Hay dos días en cada semana en los que no nos debemos preocupar.
Dos días que se deben guardar libre de miedo y ansiedad.
Uno de esos días es ayer.
Ayer, con sus equivocaciones y pesares, sus faltas y confusiones, sus dolores, tristezas y deudas pendientes.
Ayer ha pasado para siempre, fuera de nuestro control; y ni el dinero del mundo lo podría cambiar, ni una cosa que hayamos hecho, ni podemos borar una palabra.
Ayer ya pasó.
El otro día sobre el que no debemos preocuparnos es mañana.

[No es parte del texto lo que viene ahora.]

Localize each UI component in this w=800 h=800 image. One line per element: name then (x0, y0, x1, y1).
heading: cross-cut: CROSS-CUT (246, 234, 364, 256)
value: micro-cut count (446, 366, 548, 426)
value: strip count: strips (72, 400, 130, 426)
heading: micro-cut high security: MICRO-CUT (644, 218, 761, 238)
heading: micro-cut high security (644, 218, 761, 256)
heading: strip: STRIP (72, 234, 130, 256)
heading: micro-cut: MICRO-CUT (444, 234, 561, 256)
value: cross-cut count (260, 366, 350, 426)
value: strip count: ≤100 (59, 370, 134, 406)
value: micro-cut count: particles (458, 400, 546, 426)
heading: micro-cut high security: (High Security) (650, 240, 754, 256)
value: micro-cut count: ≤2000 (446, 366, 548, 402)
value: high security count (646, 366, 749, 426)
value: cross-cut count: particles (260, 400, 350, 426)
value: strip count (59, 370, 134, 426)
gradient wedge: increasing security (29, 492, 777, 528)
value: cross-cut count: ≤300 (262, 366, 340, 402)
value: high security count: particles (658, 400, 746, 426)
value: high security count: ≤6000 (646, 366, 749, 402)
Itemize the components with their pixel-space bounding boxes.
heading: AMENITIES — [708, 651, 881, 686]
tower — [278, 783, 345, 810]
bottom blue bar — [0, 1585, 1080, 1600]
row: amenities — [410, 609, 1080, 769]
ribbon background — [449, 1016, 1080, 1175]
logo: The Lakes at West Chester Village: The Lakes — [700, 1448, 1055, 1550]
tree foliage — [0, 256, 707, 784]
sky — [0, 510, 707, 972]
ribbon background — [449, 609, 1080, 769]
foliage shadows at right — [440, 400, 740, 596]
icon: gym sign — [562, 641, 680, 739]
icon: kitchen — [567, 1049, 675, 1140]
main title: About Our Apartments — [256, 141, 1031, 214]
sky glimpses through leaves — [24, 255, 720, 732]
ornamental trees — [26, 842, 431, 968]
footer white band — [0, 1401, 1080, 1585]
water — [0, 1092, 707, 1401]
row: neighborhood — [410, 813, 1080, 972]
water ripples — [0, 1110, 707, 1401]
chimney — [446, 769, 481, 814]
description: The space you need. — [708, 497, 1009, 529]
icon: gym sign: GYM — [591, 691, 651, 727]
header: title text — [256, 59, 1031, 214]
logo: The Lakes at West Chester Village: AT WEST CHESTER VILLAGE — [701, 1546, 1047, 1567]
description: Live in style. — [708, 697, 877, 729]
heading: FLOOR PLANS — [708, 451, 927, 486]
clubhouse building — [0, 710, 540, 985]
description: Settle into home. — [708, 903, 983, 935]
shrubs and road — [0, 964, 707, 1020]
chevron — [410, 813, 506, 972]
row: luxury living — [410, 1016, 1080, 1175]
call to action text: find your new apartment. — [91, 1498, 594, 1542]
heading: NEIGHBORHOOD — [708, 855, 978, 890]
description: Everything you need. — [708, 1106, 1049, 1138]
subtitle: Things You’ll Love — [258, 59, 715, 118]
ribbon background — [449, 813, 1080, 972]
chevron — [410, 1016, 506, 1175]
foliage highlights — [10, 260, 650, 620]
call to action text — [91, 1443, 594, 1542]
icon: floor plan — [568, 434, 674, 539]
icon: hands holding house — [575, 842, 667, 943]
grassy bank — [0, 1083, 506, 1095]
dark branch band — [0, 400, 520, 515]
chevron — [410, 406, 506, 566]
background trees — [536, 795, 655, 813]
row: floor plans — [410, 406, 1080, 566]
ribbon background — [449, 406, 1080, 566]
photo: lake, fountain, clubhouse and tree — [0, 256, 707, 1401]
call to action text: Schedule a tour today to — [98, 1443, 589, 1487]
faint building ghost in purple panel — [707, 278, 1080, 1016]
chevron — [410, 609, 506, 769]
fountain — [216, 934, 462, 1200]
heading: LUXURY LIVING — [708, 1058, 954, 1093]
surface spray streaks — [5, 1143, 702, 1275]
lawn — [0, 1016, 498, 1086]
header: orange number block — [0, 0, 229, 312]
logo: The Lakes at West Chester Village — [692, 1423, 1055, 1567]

Mañana, con sus posibles adversarios, sus problemas, sus promesas grandes y sus pequeños logros. Mañana volverá a salir el sol, ya sea en esplendor o detrás de una máscara de nubes, pero subirá.
Hasta que llegue no tenemos parte en mañana, pues aún no ha nacido. Y solo queda un día: HOY. Cualquiera puede pelear la batalla de un solo día.
Cuando nos cargamos con esos horripilantes: ayer y mañana, entonces nos derrumbamos. No es la experiencia de hoy que vuelve locos a los hombres, sino la amarga culpa, algo que sucedió ayer, y el miedo de lo que traerá mañana. Vivamos pues, tan sólo un día a la vez, para ser inmensamente felices. Además con la felicidad de hoy construiremos la felicidad de mañana.
2 Corintios 6:2. En el tiempo propicio te escuché, y en el día de salvación te socorrí. He aquí, ahora es el tiempo propicio; he aquí, ahora es el Día de Salvación.